С точки зрения тогдашней "общественности" Георгий Адамович диагностирует синдром пустоты; он говорит: слово "Россия", вошедшее в стихи Блока после 1905 года, присутствует в том "гоголевском его звучании, которое препятствует определить, о чем, собственно, речь: географический ли это термин, имя ли народа, сумма культурных традиций и устремлений? Россия — "родина". И Гоголь, и Блок предпочитали называть ее Русью, как более ласкательным и интимным именем".
Все правильно. Г. Адамович вряд ли объяснил бы убедительно, чтО, собственно, и для него было "Россией" в 1905 году, когда события происходили, или в 1938, когда он в Париже их описывал, или в 1967, когда в Нью-Йорке, двигаясь в стихах вослед Блоку, он мучительно шел от "Одиночества и свободы" к "Единству".
Трагедия общая: на месте "России" разверзся вакуум, и предстоит распознать то, что становится "Россией" под новыми масками и именами. Эта непосильная задача встает перед поэтами Серебряного века. Как всякая непосильная задача, она требует запредельного напряжения и делает поэзию великой.
"Русь" действительно первое, на что эта поэзия пытается реально опереться. У Блока так: сначала возникает ленивая "русская таможенная стража". Затем внутри очерченной таким образом границы обнаруживается веселое племя: рабочие возят с барок дрова; дети дрова воруют; матери "с отвислыми грудями под грязным платьем" отвешивают детям затрещины и принимают ворованное. В воздухе ругань. "И светлые глаза привольной РУси" сияют "строго" с "почерневших лиц".
Это диковатое племя, в котором явно скрестились земля, туман и звери, описано с той долей "ласкательности и интимности", с какой Миклухо-Маклай увековечивал папуасов. Но именно такова блоковская "Русь" в первом приближении. Русь пьяная, нищая, плачущая в кабаке.
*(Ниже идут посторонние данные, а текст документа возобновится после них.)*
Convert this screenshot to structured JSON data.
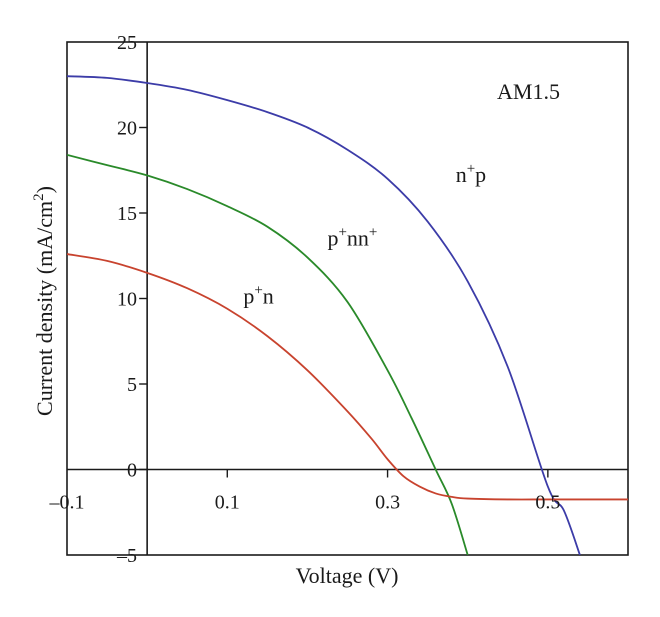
{
  "chart_data": {
    "type": "line",
    "title": "",
    "xlabel": "Voltage (V)",
    "ylabel_parts": {
      "main": "Current density (mA/cm",
      "sup": "2",
      "close": ")"
    },
    "xlim": [
      -0.1,
      0.6
    ],
    "ylim": [
      -5,
      25
    ],
    "x_ticks": [
      {
        "value": -0.1,
        "label": "–0.1"
      },
      {
        "value": 0.1,
        "label": "0.1"
      },
      {
        "value": 0.3,
        "label": "0.3"
      },
      {
        "value": 0.5,
        "label": "0.5"
      }
    ],
    "y_ticks": [
      {
        "value": 25,
        "label": "25"
      },
      {
        "value": 20,
        "label": "20"
      },
      {
        "value": 15,
        "label": "15"
      },
      {
        "value": 10,
        "label": "10"
      },
      {
        "value": 5,
        "label": "5"
      },
      {
        "value": 0,
        "label": "0"
      },
      {
        "value": -5,
        "label": "–5"
      }
    ],
    "annotation": "AM1.5",
    "series": [
      {
        "label_parts": [
          {
            "t": "n"
          },
          {
            "t": "+",
            "sup": true
          },
          {
            "t": "p"
          }
        ],
        "color": "#3c3ca8",
        "label_at": [
          0.385,
          16.8
        ],
        "x": [
          -0.1,
          -0.05,
          0.0,
          0.05,
          0.1,
          0.15,
          0.2,
          0.25,
          0.3,
          0.35,
          0.4,
          0.45,
          0.5,
          0.52,
          0.54
        ],
        "y": [
          23.0,
          22.9,
          22.6,
          22.2,
          21.6,
          20.9,
          20.0,
          18.7,
          17.0,
          14.5,
          11.0,
          6.0,
          -1.0,
          -2.4,
          -5.0
        ]
      },
      {
        "label_parts": [
          {
            "t": "p"
          },
          {
            "t": "+",
            "sup": true
          },
          {
            "t": "nn"
          },
          {
            "t": "+",
            "sup": true
          }
        ],
        "color": "#2a8a2a",
        "label_at": [
          0.225,
          13.1
        ],
        "x": [
          -0.1,
          -0.05,
          0.0,
          0.05,
          0.1,
          0.15,
          0.2,
          0.25,
          0.3,
          0.33,
          0.36,
          0.38,
          0.4
        ],
        "y": [
          18.4,
          17.8,
          17.2,
          16.4,
          15.4,
          14.2,
          12.4,
          9.8,
          5.8,
          3.0,
          0.0,
          -2.0,
          -5.0
        ]
      },
      {
        "label_parts": [
          {
            "t": "p"
          },
          {
            "t": "+",
            "sup": true
          },
          {
            "t": "n"
          }
        ],
        "color": "#c8432e",
        "label_at": [
          0.12,
          9.7
        ],
        "x": [
          -0.1,
          -0.05,
          0.0,
          0.05,
          0.1,
          0.15,
          0.2,
          0.25,
          0.28,
          0.3,
          0.32,
          0.34,
          0.36,
          0.38,
          0.4,
          0.45,
          0.5,
          0.55,
          0.6
        ],
        "y": [
          12.6,
          12.2,
          11.5,
          10.6,
          9.4,
          7.8,
          5.8,
          3.4,
          1.8,
          0.6,
          -0.4,
          -1.0,
          -1.4,
          -1.6,
          -1.7,
          -1.75,
          -1.75,
          -1.75,
          -1.75
        ]
      }
    ]
  }
}
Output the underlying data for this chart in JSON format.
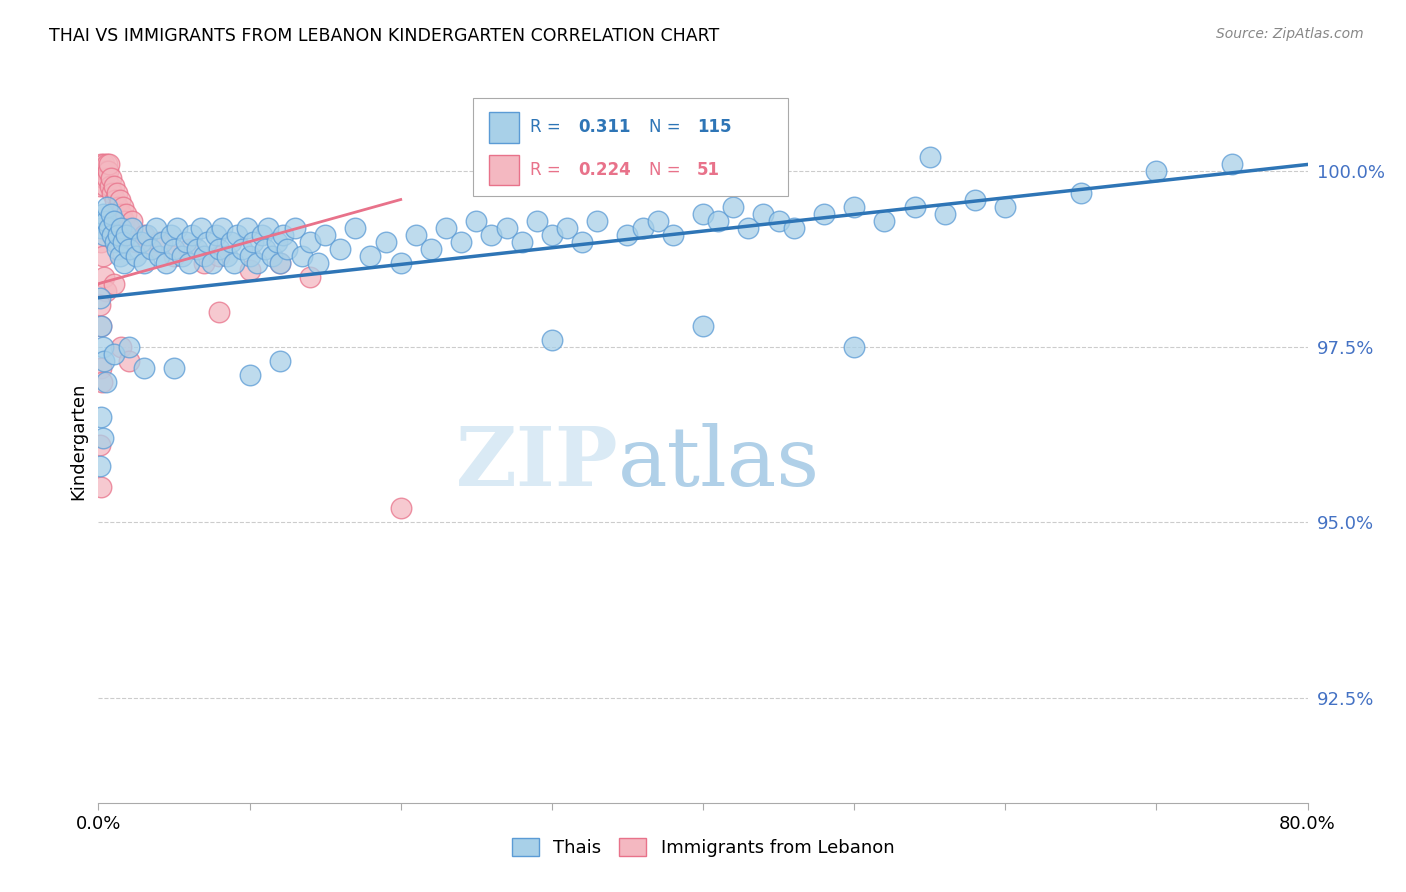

Понятна такая Русь разве что на этнографическую глубину — дальше она непонятна. "За дремотой — тайна". Тайна притягивает смутно чаемой "первоначальной чистотой", которая прячется за этой дремотой, за нищетой и дикостью. "И в лоскутах ее лохмотий души скрываю наготу". Нагота безрадостна, чистота несчастлива. Печален простор, сумрачен свет, зловеща правда, приоткрывающаяся в таинственной дали. "Пред ликом родины суровой я закачаюсь на кресте…"
Всякое прикосновение к Сфинксу, называемому "Россией", — это попытка примериться к самым гибельным ее чертам. К ее "разбойной красе", к ее "острожной тоске", к ее туманной, обманной, узорной, запутанной судьбе. Но без ужаса нет для Блока любви, без русской безнадеги нет для него русской реальности. Это врезано на века и, как все гениальное, просто:
Россия, нищая Россия, Мне избы серые твои, Твои мне песни ветровые Как слезы первые любви.